In Russia’s Far East, a Fledgling Las Vegas for Asia’s Gamblers
But despite ever closer relations between Moscow and Beijing, said Artyom Lukin, an international studies professor
at the Far East Federal University, “Russia has realized that free Chinese money is not coming.”
Chinese gamblers are arriving, however, if only because gambling is illegal in their own country, except in Macau on the southern coast near Hong Kong,
and because the forest northeast of Vladivostok offers the only accessible casino for the more than 100 million Chinese who live in provinces just across the border from Russia.
Financed largely by a Hong Kong company, Summit Ascent, it is also the single biggest Chinese investment in a region
that President Vladimir V. Putin has tried to turn into a showcase of Russia’s “pivot to the East.”
Ever since Nikita S. Khrushchev stopped off in the Russian Far East after a trip to California in 1959 and decreed
that Vladivostok had become “a second San Francisco,” the port city’s formidable assets — great natural beauty, location in Asia and a highly educated population — have stirred bold dreams.
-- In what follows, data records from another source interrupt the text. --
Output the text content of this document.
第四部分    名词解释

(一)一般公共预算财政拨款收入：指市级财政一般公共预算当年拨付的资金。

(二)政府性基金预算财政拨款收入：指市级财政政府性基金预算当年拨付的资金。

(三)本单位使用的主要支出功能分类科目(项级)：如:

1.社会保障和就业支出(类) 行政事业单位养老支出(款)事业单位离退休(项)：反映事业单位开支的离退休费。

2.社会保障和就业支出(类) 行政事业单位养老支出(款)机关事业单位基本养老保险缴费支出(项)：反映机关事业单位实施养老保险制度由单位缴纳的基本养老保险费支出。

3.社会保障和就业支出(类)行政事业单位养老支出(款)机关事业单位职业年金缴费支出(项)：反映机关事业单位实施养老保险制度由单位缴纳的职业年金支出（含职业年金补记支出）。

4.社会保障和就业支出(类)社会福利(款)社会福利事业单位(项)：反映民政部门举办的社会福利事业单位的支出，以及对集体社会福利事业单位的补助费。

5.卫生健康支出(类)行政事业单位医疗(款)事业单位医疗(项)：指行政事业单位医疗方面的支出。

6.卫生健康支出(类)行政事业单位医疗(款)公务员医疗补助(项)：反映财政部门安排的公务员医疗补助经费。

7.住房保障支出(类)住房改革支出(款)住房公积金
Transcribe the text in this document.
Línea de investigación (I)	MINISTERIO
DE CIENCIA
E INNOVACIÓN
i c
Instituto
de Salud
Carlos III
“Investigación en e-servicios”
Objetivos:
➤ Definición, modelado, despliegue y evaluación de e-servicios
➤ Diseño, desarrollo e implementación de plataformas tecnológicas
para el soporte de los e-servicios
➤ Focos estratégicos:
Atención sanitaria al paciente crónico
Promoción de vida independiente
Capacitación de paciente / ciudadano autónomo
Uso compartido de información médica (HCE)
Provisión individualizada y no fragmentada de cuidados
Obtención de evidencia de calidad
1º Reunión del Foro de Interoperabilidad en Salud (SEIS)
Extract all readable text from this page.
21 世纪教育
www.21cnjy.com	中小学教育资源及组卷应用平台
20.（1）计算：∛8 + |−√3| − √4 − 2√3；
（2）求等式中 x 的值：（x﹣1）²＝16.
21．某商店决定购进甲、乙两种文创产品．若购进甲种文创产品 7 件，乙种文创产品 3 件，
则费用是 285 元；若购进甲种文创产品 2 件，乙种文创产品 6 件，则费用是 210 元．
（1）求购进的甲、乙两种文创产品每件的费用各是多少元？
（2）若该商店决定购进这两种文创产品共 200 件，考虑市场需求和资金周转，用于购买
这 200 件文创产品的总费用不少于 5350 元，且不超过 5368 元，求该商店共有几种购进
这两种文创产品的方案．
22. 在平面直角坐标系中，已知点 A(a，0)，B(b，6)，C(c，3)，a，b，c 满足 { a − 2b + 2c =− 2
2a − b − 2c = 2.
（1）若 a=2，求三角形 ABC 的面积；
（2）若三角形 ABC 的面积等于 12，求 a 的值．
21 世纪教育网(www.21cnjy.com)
Gambling has a long and often troubled history in Russia, where attitudes have been shaped by the Orthodox Church, which opposes casinos as the devil’s work,
and by the writings of Fyodor Dostoyevsky, a gambling addict who explored the allure and perils of addiction in his novel “The Gambler.”
A champion of traditional Christian values, Mr. Putin banned casinos and slot machines in 2009, complaining
that too many Russians “lose their last penny and pensions through gambling.”
Having Chinese and other foreigners lose their money, however, is apparently not a problem.